To clarify the problem. Yes, over the winter, we do lose our leaves (a few hangers on notwithstanding)
My problem is that my orchard is not my year round residence. I usually start to close up the place in the two weeks (weekends) after Thanksgiving. At that time there are still many dead and almost dead leaves on the trees. But, by the beginning of December it is too cold
for me to be able to pull out the sprayer to spray 90+ trees.
The professionals and commercial people might still be able to do it but it is too cold for me. Also, as I can only do so on weekends, a bad weekend weather pattern is a problem multiplier.
I would like to spray in the 2nd to 3rd weeks of November. But, at that time there are still many leaves on the trees.
I WAS WONDERING why the reqirement to spraying after leaf drop. If is was merely to protect the leaves, I can see sacrificing them in mid-November as they are not adding much by that time.

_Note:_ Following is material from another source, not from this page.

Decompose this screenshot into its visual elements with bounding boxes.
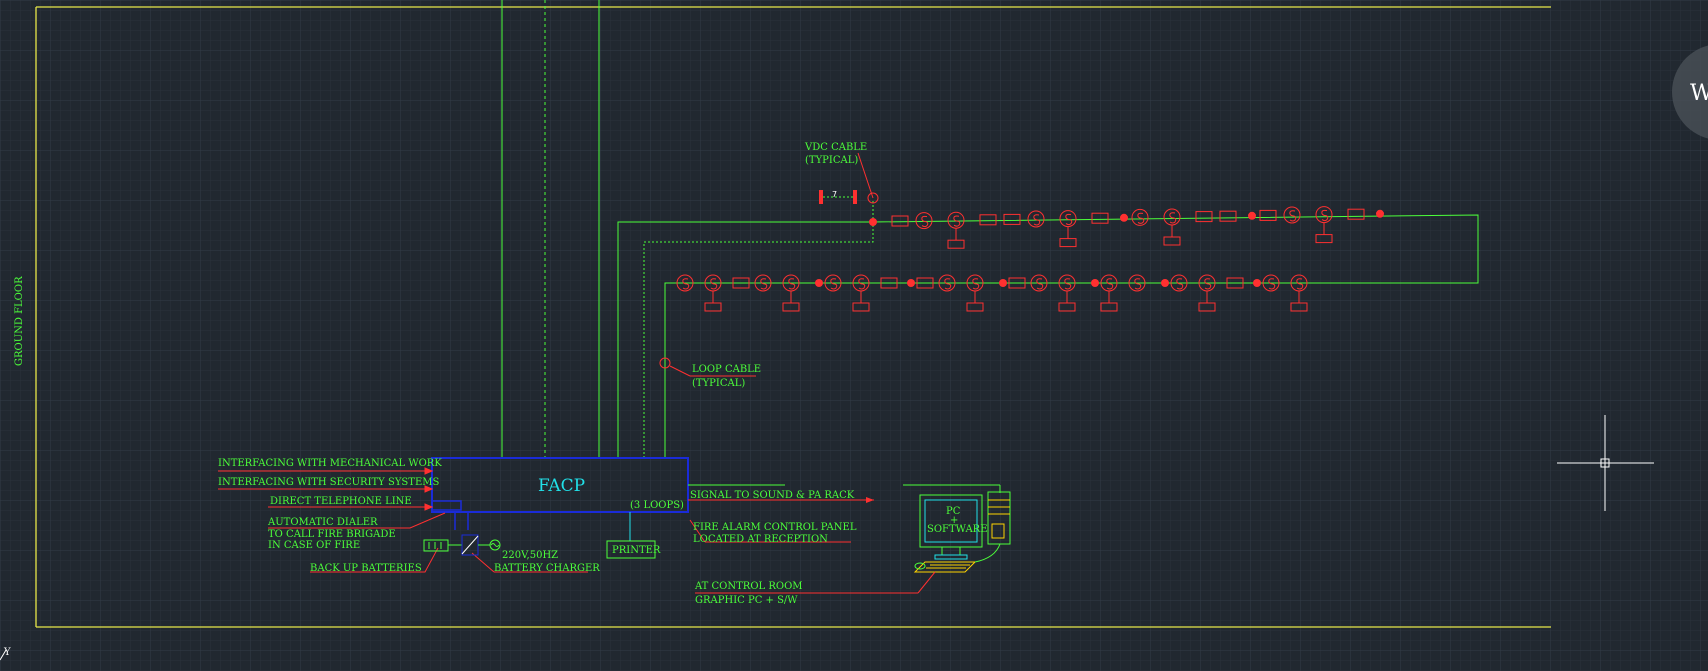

If it is because it is crtical to cover the spot where the leaves break off, that is another issue.
With my atomizing sprayer I can get pretty good coverage of the branches even with quite a bit of leaves still on.
Assuming I can get good coverage of the branches with my pressure washer sprayer - see—>
( POOR MAN'S AIRBLASTER FOR HOME ORCHARD - YouTube) which atomizes the spray , is it ok to spray when there are still leaves (although dead/dry and dying) are still attached, or is it critical to be able to cover the “wound” (I don’t know the technical name for that spot) where the leaves finally break off…

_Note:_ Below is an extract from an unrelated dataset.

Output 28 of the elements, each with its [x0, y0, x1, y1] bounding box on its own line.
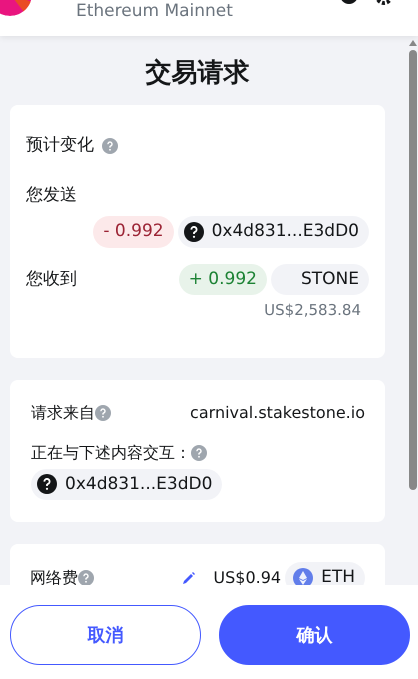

Looks like with your sprayer you are getting excellent coverage.
I’m still not quite sure what dormant spray you are targeting. Perhaps it’s more than one dormant spray?
Dormant sprays generally recommend all the foliage off because coverage is better. Also because some compounds can burn the leaves before senescence, so that some opportunity for photosynthesis, at the very end of the season, is lost. Then, as you mention, there is the leaf scar, which is not coated with the spray, when the leaves are still on the trees.
For peach leaf curl, I mentioned earlier that I read that 50% leaf drop is “good enough” when spraying for leaf curl in the fall. But, as I research it now, the earliest recommendation I could find spraying for leaf curl is at 75% leaf drop. So, I’m assuming I was mistaken in my earlier post, and will edit that.
It’s not necessary to have every leaf scar covered with fungicide when spraying for leaf curl. That’s because some of the residue on the tree will wash into the leaf scars anyway, over the winter.
It is a problem waiting for the leaves to fall to apply the spray. I generally apply that spray and fall pre-emergents sometime in Nov. By that time, we’ve had some freezes here, so we’ve had to make sure the sprayer pumps are empty or winterized, so they don’t freeze and break. Then we have to do it again after we put those pre-winter sprays down.
I pick a day not freezing, but it’s still cold with the open cab tractor I use. I just wear coveralls.